Researchers in 2014 contacted 700 hopeful medical students on the eve of their exams to inquire about their dreams. The study found that 60 percent of students dreamt about the exam the night before and 70 percent of their dreams involved some kind of impediment — like forgetting the answers or being late. No matter the obstacle, the more people dreamt about their exams, the better they did.

The study’s author, Isabelle Arnulf, wrote, “Negative anticipation may serve to optimize daytime performance, as in how a chess player imagines all possible moves, particularly the moves leading to a loss, before selecting and playing the better move.”

Dreams, in effect, offer a way to worry defensively that can make us stronger and more prepared.

This preparation goes beyond test-taking. A study of 60 divorcees found that the third who dreamt of their exes immediately after their split reported better moods, more intact finances and even more satisfying sex lives a year later. The content of their dreams was important, too. Surprisingly, those who were more aggressive with or dismissive of their exes in dreams did better in real life. “Dreaming about the divorce, it seemed, had helped them get over it,” writes Robb.

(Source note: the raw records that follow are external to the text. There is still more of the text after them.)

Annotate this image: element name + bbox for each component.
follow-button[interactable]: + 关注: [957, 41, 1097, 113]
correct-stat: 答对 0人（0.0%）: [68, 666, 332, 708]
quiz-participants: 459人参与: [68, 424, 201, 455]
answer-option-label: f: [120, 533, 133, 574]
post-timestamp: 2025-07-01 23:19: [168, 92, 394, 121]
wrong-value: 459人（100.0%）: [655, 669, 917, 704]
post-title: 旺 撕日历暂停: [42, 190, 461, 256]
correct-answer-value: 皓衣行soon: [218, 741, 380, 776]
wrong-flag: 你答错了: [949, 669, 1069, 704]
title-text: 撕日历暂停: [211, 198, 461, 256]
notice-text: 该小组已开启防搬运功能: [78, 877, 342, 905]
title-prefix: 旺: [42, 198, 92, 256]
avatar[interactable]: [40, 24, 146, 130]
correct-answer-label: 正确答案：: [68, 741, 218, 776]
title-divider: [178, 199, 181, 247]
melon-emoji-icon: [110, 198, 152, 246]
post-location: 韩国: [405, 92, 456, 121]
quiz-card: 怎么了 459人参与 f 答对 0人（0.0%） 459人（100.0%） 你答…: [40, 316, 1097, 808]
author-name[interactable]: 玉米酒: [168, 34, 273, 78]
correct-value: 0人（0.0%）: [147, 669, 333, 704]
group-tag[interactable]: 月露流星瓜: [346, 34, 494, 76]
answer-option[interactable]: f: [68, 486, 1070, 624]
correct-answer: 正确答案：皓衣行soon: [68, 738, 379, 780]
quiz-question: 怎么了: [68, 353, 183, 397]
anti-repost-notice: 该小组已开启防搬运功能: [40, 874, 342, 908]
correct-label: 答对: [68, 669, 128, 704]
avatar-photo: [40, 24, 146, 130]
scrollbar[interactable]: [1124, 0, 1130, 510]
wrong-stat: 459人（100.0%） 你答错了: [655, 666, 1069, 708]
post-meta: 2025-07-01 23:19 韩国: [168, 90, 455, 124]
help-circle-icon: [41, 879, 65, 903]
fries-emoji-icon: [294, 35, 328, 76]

Dreams can also help us navigate through grief. A 2014 study of mourners at a hospice center in upstate New York found that 58 percent who dreamt about their departed loved ones reported “heightened feelings of spirituality and an overall sense of well-being.”

Sometimes our issues are less obvious than divorce and grief — and dreams can provide insight. A dream world populated by strangers may be a sign of social isolation. Preteens with trouble sleeping and people over 65 with periods of poor sleep, i.e., fewer dreams, have higher risks for suicide, according to Robb.

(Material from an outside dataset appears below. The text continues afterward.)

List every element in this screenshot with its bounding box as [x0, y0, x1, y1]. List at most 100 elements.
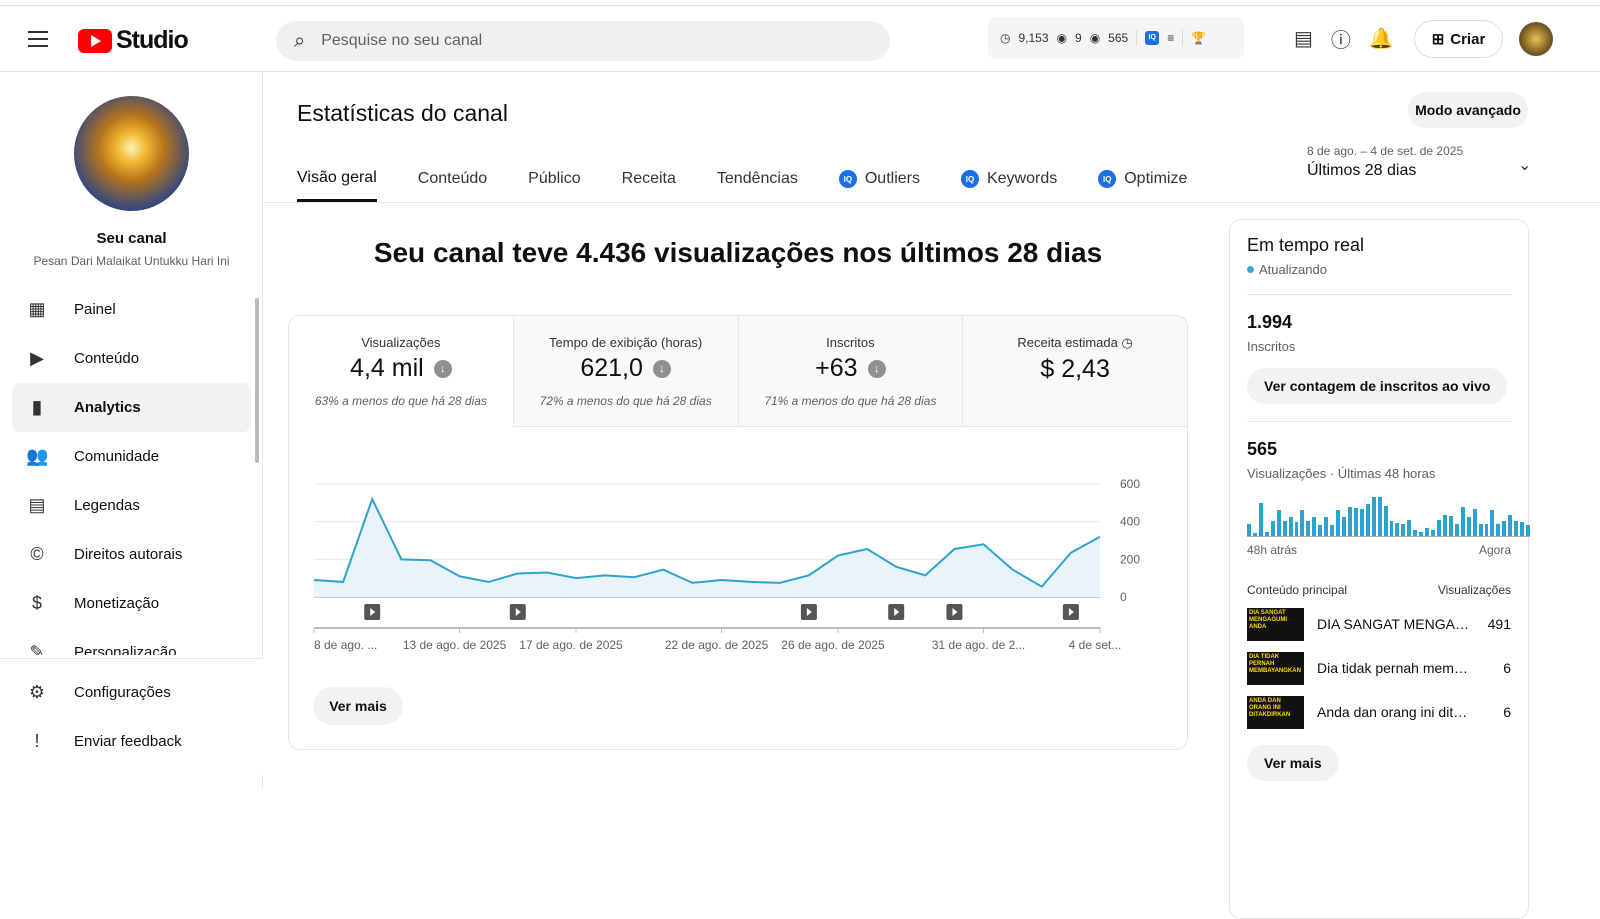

Dreaming can also indicate silent threats within our bodies. People with sleep apnea, a serious sleep disorder that can increase rates of heart attacks and strokes, often report dreams of being choked before they’ve been diagnosed.

So how do we tighten our hold on those slippery nighttime visions?

Some of your ability to recall is out of your hands: Men have a harder time recalling dreams, and so do older people.

But Robb writes that there are ways to tip the scales.

Just wanting to remember can actually help you hold on to your dreams. “Reminding yourself of your intention as you fall asleep can yield a bounty of memories in the morning,” she writes.

Robb also suggests keeping a dream journal — and keeping it close. Pausing even just a few seconds upon waking before noting a dream can reduce your ability to recall it.

Though dreams may have an unconscious effect on us, their powers seem to be amplified the more we engage with them, Robb argues.

We can also hack our lives in subtle ways to improve the quality of sleep — avoid drinking alcohol close to bedtime, exercise regularly, try to wake up naturally without the aid of alarms and cut back on screen time. Meditating before bed and keeping your room cool (between 60 and 68 degrees) can also help keep you in deep-sleep mode.

But in the end, just maintaining a curiosity about our night visions can provide a window into our selves.

We should treat dreams “like the real and profound experiences they are,” Robb writes. “Let’s give them their rightful place in the world.”

EIGHT STATS ABOUT SLEEP

  • 25% of our total dream time is spent in REM sleep.
  • 3% of people never remember their dreams.
  • 10 to 20% of people have regular lucid dreams, meaning they are aware they’re dreaming and have a level of control in their dream world.
  • Sex appears in men’s dreams four times as often as in women’s.
  • 20 to 25% of our lives are spent asleep.
  • One out of five adults had at least one nightmare last year.
  • 1 to 2% of people suffer from “frequent nightmares” — and women are twice as likely to suffer from this condition.
  • 60 to 70% of adults experience recurrent dreams, a majority of them are unpleasant. The most common recurrent dream is being chased by “burglars, strangers, mobs and shadowy figures,” writes Robb.